VPR’s Bob Kinzel reports.
(Kinzel) For much of the summer, the two candidates have differed mostly on the scope of the office: Spaulding has focused on a more traditional approach while Flanagan says he wants the office to get involved in wider number of issues like education and health care.
On Friday, the dynamics of the race changed when Spaulding called on Flanagan to stop using deceptive campaign practices such as push polling to distort Spaulding’s record. Spaulding says Flanagan has also run radio ads and a telephone campaign stating that Spaulding supports school vouchers. Spaulding says it’s not true and that these kinds of educational issues are not pertinent to the Treasurer’s race. Spaulding says Flanagan used similar tactics in his unsuccessful U.S. Senate campaign two years ago:
(Spaulding) “Well, here we go again. Mr. Flanagan is using the kind of deceptive campaigning that breeds public cynicism and degrades the political process. That’s not the Vermont way. It didn’t work against Senator Jeffords and it won’t work now. Vermonters deserve better. The press has asked repeatedly what is the difference between Spaulding and Flanagan. Well here is one big difference. I will not run a below the radar screen, inaccurate, deceptive, negative campaign against a campaign opponent.”
(Kinzel) Flanagan denied that he used push polls two years ago or is using them this year. Flanagan also disputed Spaulding’s claim that the former state senator never supported vouchers for private schools.
Using a vote survey compiled by the Vermont NEA – the state’s largest teachers union – Flanagan said Spaulding voted for a proposal that the NEA described as a “radical” voucher plan for public and private schools. Flanagan says Spaulding’s vote “would threaten jobs and the state’s already fragile economy”:
(Flanagan) “It’s bad policy.
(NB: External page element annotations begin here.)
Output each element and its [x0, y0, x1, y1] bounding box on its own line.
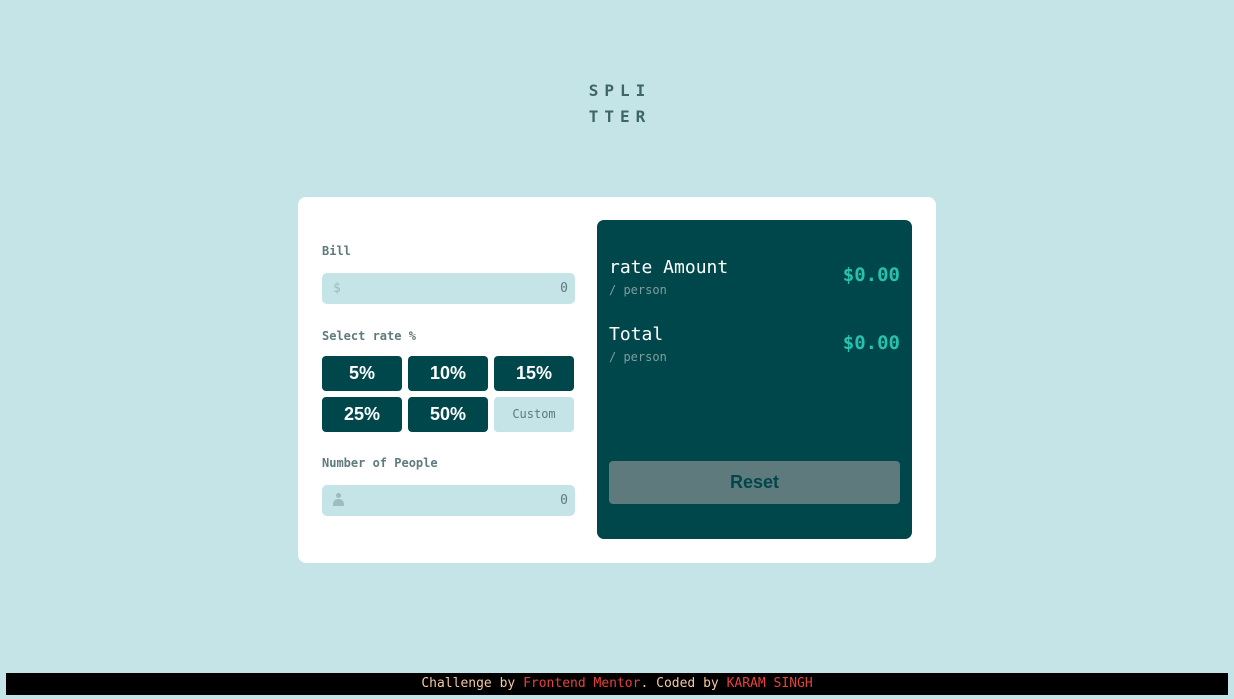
people-input[interactable]: 0	[322, 485, 575, 516]
tip-button-5[interactable]: 5%	[322, 356, 402, 391]
tip-amount-value: $0.00	[842, 264, 900, 286]
tip-button-25[interactable]: 25%	[322, 397, 402, 432]
logo-line-1: SPLI	[588, 81, 652, 100]
frontend-mentor-link[interactable]: Frontend Mentor	[523, 676, 640, 691]
footer-coded-text: . Coded by	[640, 676, 719, 691]
bill-label: Bill	[322, 244, 351, 258]
bill-input-value: 0	[560, 281, 568, 296]
people-input-value: 0	[560, 493, 568, 508]
custom-tip-input[interactable]: Custom	[494, 397, 574, 432]
tip-button-15[interactable]: 15%	[494, 356, 574, 391]
attribution-footer: Challenge by Frontend Mentor. Coded by K…	[6, 673, 1228, 695]
tip-amount-title: rate Amount	[609, 257, 729, 278]
reset-button[interactable]: Reset	[609, 461, 900, 504]
logo-line-2: TTER	[588, 107, 652, 126]
app-logo: SPLI TTER	[0, 78, 1234, 130]
author-link[interactable]: KARAM SINGH	[727, 676, 813, 691]
select-tip-label: Select rate %	[322, 329, 416, 343]
total-sub: / person	[609, 350, 667, 364]
calculator-card: Bill $ 0 Select rate % 5% 10% 15% 25% 50…	[298, 197, 936, 563]
tip-button-10[interactable]: 10%	[408, 356, 488, 391]
person-icon	[333, 493, 344, 507]
total-value: $0.00	[842, 332, 900, 354]
results-panel: rate Amount / person $0.00 Total / perso…	[597, 220, 912, 539]
tip-amount-sub: / person	[609, 283, 667, 297]
footer-challenge-text: Challenge by	[421, 676, 516, 691]
dollar-icon: $	[333, 281, 341, 296]
tip-button-50[interactable]: 50%	[408, 397, 488, 432]
people-label: Number of People	[322, 456, 438, 470]
total-title: Total	[609, 324, 664, 345]
bill-input[interactable]: $ 0	[322, 273, 575, 304]
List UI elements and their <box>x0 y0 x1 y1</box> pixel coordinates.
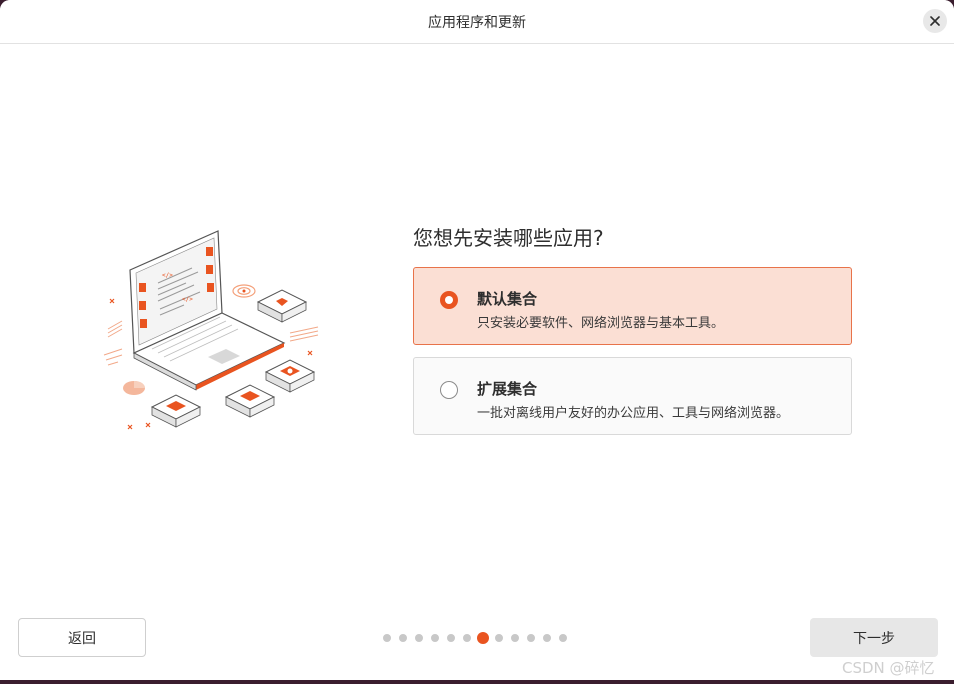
watermark: CSDN @碎忆 <box>842 659 935 677</box>
option-default-collection[interactable]: 默认集合 只安装必要软件、网络浏览器与基本工具。 <box>413 267 852 345</box>
progress-dot <box>463 634 471 642</box>
laptop-apps-illustration: </> </> <box>103 230 319 430</box>
back-button[interactable]: 返回 <box>18 618 146 657</box>
radio-default-selected[interactable] <box>440 291 458 309</box>
progress-dot <box>431 634 439 642</box>
option-extended-collection[interactable]: 扩展集合 一批对离线用户友好的办公应用、工具与网络浏览器。 <box>413 357 852 435</box>
progress-dot-current <box>477 632 489 644</box>
progress-dot <box>495 634 503 642</box>
close-button[interactable] <box>923 9 947 33</box>
desktop-background-strip <box>0 680 954 684</box>
progress-dot <box>415 634 423 642</box>
progress-dot <box>399 634 407 642</box>
page-question: 您想先安装哪些应用? <box>413 226 604 250</box>
progress-dot <box>527 634 535 642</box>
progress-dot <box>383 634 391 642</box>
option-title: 扩展集合 <box>477 380 538 398</box>
installer-window: 应用程序和更新 </> </> 您想先安装哪些应用? 默认集合 只安装必要软件、… <box>0 0 954 680</box>
progress-dot <box>511 634 519 642</box>
window-title: 应用程序和更新 <box>428 15 526 31</box>
option-description: 只安装必要软件、网络浏览器与基本工具。 <box>477 316 725 331</box>
next-button[interactable]: 下一步 <box>810 618 938 657</box>
title-bar: 应用程序和更新 <box>0 0 954 44</box>
progress-dot <box>543 634 551 642</box>
option-description: 一批对离线用户友好的办公应用、工具与网络浏览器。 <box>477 406 790 421</box>
close-icon <box>930 16 940 26</box>
progress-dot <box>447 634 455 642</box>
radio-extended[interactable] <box>440 381 458 399</box>
option-title: 默认集合 <box>477 290 538 308</box>
svg-text:</>: </> <box>162 272 173 279</box>
progress-dot <box>559 634 567 642</box>
svg-text:</>: </> <box>182 296 193 303</box>
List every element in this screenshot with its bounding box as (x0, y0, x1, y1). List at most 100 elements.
I’m strongly against it, the teachers of Vermont are strongly against it, and his buck shot approach to all his other unvalidated accusations is merely an attempt to deflect information from quality schools and the creation of new jobs.”
(Kinzel) Flanagan says new jobs are threatened because vouchers will lead to higher property taxes and this will cause potential employers to look elsewhere to locate their businesses.
For Vermont Public Radio, I’m Bob Kinzel in Montpelier.